Y es que la medida -que trae aparejada la creación de nuevas gerencias y aumentos salariales- causó malestar en el Gobierno, motivándolo a cambiar de forma inmediata al presidente del directorio, Edmundo Lizarzaburu, y a toda su plana directiva con la sola excepción de Carlos Linares, actual vicepresidente.
Dicho cambio se verificó este jueves 6 de agosto en horas de la tarde, según señalaron diversas fuentes a este Diario.
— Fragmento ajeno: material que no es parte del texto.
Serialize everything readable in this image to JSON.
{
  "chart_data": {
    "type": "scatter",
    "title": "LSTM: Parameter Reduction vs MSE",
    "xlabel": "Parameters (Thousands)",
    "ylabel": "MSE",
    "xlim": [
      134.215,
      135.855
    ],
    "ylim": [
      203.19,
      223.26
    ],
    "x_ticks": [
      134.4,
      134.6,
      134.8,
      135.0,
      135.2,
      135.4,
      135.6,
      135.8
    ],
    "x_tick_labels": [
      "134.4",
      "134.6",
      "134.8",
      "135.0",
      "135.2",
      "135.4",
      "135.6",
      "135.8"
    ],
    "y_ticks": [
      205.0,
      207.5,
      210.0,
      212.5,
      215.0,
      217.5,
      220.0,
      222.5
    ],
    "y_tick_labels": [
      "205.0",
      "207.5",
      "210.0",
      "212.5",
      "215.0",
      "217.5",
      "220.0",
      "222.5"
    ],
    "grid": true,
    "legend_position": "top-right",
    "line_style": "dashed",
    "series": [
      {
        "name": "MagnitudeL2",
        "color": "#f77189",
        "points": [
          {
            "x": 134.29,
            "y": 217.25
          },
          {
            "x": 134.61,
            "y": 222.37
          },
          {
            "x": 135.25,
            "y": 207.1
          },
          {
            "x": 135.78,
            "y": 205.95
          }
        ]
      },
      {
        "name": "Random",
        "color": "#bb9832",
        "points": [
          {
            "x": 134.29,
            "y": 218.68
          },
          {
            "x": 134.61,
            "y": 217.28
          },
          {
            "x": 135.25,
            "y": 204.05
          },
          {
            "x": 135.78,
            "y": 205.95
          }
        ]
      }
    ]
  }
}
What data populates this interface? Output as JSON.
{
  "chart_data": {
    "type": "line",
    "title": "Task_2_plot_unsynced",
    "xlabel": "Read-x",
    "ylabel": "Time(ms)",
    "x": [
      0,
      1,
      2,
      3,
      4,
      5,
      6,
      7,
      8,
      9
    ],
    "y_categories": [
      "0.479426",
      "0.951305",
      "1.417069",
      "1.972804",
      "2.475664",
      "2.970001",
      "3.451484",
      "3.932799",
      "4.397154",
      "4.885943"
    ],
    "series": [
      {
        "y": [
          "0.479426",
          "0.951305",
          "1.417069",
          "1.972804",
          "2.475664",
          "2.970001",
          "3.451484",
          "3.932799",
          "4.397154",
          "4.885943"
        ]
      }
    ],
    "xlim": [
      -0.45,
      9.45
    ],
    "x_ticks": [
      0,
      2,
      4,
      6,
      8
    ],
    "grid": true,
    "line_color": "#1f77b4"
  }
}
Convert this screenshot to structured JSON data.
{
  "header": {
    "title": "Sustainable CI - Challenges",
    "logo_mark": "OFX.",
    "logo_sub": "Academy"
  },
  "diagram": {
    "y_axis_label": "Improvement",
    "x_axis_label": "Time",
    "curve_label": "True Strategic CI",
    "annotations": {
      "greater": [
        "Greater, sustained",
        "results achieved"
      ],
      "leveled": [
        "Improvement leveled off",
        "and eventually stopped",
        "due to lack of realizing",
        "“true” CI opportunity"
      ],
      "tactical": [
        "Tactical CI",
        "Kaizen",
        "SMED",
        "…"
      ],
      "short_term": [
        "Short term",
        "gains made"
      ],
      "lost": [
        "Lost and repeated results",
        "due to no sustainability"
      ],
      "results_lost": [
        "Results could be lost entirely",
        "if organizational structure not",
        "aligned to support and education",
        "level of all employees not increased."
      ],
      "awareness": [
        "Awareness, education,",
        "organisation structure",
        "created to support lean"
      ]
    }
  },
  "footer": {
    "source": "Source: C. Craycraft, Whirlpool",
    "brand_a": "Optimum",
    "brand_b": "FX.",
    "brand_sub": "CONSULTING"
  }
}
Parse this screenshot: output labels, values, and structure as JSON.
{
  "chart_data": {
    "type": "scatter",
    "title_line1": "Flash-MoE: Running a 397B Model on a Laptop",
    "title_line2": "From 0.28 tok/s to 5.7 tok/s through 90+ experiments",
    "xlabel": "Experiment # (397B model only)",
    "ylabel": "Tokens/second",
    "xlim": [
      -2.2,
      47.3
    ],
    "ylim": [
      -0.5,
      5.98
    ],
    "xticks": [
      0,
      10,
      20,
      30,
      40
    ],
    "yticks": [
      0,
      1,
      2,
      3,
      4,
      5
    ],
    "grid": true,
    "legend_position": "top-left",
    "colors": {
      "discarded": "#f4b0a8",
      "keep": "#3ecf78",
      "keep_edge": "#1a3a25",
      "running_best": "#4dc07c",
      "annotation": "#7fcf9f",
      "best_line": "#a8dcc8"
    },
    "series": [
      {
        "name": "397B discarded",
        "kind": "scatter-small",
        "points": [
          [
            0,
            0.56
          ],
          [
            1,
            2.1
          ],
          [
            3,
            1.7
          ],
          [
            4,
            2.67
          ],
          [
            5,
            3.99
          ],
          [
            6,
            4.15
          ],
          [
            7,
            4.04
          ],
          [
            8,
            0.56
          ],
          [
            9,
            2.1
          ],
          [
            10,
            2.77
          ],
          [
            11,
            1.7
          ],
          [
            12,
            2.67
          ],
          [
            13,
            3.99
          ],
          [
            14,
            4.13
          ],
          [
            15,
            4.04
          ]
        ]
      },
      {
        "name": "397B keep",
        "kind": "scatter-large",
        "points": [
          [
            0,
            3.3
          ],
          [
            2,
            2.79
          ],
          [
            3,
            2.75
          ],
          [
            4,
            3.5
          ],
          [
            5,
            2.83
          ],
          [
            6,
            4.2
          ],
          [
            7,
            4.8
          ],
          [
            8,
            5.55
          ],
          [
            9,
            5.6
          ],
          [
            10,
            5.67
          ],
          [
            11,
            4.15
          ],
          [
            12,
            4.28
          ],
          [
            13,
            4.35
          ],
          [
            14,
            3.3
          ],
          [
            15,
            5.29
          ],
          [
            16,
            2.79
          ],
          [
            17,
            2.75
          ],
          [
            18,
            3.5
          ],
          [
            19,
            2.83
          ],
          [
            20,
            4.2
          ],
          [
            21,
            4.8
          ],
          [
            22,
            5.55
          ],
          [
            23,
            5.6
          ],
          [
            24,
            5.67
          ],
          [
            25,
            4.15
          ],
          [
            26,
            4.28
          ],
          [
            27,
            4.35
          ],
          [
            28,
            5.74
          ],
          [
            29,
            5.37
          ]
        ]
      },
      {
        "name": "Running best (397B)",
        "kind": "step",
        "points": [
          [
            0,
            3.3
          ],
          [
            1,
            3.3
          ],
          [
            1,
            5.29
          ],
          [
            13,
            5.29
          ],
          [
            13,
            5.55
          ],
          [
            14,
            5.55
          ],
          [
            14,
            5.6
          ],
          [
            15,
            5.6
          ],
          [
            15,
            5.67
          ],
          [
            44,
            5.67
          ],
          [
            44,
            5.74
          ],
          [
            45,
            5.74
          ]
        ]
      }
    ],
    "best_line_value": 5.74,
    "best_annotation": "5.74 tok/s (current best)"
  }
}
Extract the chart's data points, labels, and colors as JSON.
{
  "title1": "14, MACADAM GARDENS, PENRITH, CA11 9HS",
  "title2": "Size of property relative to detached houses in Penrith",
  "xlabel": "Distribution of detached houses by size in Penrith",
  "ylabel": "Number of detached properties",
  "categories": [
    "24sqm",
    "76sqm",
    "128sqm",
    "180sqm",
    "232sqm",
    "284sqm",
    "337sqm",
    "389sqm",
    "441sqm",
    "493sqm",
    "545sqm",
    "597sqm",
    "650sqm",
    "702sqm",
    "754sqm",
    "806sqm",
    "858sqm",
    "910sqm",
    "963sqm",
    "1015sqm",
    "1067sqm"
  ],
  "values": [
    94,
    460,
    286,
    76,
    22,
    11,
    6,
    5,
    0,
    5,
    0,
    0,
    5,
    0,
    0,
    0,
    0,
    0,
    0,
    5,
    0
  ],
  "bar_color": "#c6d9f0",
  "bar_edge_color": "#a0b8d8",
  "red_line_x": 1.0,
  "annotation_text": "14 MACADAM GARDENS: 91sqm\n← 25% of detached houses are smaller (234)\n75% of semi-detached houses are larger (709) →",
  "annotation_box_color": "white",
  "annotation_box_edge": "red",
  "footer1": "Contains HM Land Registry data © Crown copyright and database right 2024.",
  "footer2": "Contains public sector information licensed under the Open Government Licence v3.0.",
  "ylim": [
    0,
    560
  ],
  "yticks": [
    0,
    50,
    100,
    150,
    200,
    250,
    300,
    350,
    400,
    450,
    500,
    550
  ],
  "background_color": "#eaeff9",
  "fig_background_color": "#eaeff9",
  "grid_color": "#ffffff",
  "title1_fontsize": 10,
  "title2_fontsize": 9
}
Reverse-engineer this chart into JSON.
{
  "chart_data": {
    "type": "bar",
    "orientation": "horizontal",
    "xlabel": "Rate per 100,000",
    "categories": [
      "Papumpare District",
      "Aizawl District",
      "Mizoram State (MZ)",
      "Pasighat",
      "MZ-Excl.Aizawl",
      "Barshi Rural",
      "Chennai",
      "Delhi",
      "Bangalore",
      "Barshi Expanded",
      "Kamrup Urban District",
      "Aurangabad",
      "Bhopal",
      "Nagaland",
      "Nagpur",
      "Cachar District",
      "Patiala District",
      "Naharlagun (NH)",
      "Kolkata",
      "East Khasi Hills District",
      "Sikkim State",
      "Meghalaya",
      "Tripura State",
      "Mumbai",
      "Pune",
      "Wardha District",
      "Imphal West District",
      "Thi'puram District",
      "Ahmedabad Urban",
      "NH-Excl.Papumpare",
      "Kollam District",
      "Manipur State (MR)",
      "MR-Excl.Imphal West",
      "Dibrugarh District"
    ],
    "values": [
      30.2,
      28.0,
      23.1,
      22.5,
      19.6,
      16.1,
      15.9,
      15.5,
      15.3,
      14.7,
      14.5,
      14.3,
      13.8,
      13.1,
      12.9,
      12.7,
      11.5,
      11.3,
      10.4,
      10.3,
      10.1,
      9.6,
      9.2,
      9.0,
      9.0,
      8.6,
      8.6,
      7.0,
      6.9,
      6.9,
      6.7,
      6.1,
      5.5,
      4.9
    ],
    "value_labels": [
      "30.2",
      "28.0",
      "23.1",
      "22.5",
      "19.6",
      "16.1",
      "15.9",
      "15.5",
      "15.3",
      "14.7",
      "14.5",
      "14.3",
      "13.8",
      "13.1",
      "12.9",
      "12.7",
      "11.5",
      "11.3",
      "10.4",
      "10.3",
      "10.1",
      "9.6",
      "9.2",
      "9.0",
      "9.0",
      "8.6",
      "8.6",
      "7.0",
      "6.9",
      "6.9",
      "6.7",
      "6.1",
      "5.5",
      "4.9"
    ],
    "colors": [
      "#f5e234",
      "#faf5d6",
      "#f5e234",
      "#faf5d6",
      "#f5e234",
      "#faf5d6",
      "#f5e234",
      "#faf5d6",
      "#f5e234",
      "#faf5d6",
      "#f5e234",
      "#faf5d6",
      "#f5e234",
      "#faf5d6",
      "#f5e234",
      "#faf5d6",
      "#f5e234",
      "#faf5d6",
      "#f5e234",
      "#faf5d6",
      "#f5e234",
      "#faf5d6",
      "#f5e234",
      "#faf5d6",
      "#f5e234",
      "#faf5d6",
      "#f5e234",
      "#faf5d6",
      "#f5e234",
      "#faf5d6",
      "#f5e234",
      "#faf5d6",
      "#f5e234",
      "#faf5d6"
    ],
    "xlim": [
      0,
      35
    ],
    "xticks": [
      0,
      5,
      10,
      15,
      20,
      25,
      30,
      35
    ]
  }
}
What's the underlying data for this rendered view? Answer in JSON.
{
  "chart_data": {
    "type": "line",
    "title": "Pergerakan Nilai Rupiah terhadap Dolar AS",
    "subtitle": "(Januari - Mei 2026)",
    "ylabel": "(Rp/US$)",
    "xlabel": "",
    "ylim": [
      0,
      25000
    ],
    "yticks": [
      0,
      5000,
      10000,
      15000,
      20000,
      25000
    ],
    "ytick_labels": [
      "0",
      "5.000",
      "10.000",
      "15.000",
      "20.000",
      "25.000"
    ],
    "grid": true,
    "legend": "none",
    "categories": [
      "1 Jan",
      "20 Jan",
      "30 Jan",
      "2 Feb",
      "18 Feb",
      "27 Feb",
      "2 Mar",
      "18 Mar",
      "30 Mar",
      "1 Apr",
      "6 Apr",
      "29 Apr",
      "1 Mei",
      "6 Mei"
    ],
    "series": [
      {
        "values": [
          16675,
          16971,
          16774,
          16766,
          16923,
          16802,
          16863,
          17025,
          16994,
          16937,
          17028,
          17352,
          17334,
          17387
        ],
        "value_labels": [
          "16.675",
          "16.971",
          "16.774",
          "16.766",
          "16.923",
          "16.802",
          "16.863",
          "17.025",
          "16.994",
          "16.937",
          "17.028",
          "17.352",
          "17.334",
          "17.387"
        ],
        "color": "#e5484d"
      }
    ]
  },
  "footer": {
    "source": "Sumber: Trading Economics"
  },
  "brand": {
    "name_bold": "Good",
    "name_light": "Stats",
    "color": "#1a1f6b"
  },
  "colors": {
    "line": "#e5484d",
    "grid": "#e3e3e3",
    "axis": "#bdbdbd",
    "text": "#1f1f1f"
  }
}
Cerca de las 10 p.m. de ayer, Petro-Perú confirmó las remociones y nuevos nombramientos en un hecho de importancia enviado a la Superintendencia del Mercado de Valores (SMV).
Para reemplazar a Lizarzaburu, el Ejecutivo ha designado a un antiguo conocido de la petrolera: Oliver Stark, quien dirigió la empresa entre junio y setiembre del 2024.
Previo al comunicado enviado a la SMV, El Comercio se comunicó con Stark, quien nos confirmó la noticia.
Con él, ingresan tres directores: César Burga Rivera -otrora director independiente de Petro-Perú-, Daniel Cabrera Ortega y Víctor Andrés Belaunde Gutiérrez.
Cabe recordar que Stark fue el primer presidente de la estatal que recomendó su restructuración con el objetivo terminar con los continuos rescates financieros del estado peruano.
Durante su gestión se transparentaron los continuos problemas operativos que venía experimentando la nueva refinería de Talara, en especial, la planta de flexicoking (FCK), razón por la cual propuso una auditoria forense que aún no se ha ejecutado.
Y también se planteó la necesidad de concesionar o poner en venta la sede central de Corpac, trasladando a todo el personal administrativo a Talara.
Stark tiene por delante la misión de reorganizar la empresa en coordinación con ProInversión. Su designación y la de los nuevos directores será oficializada en la SMV en las próximas horas.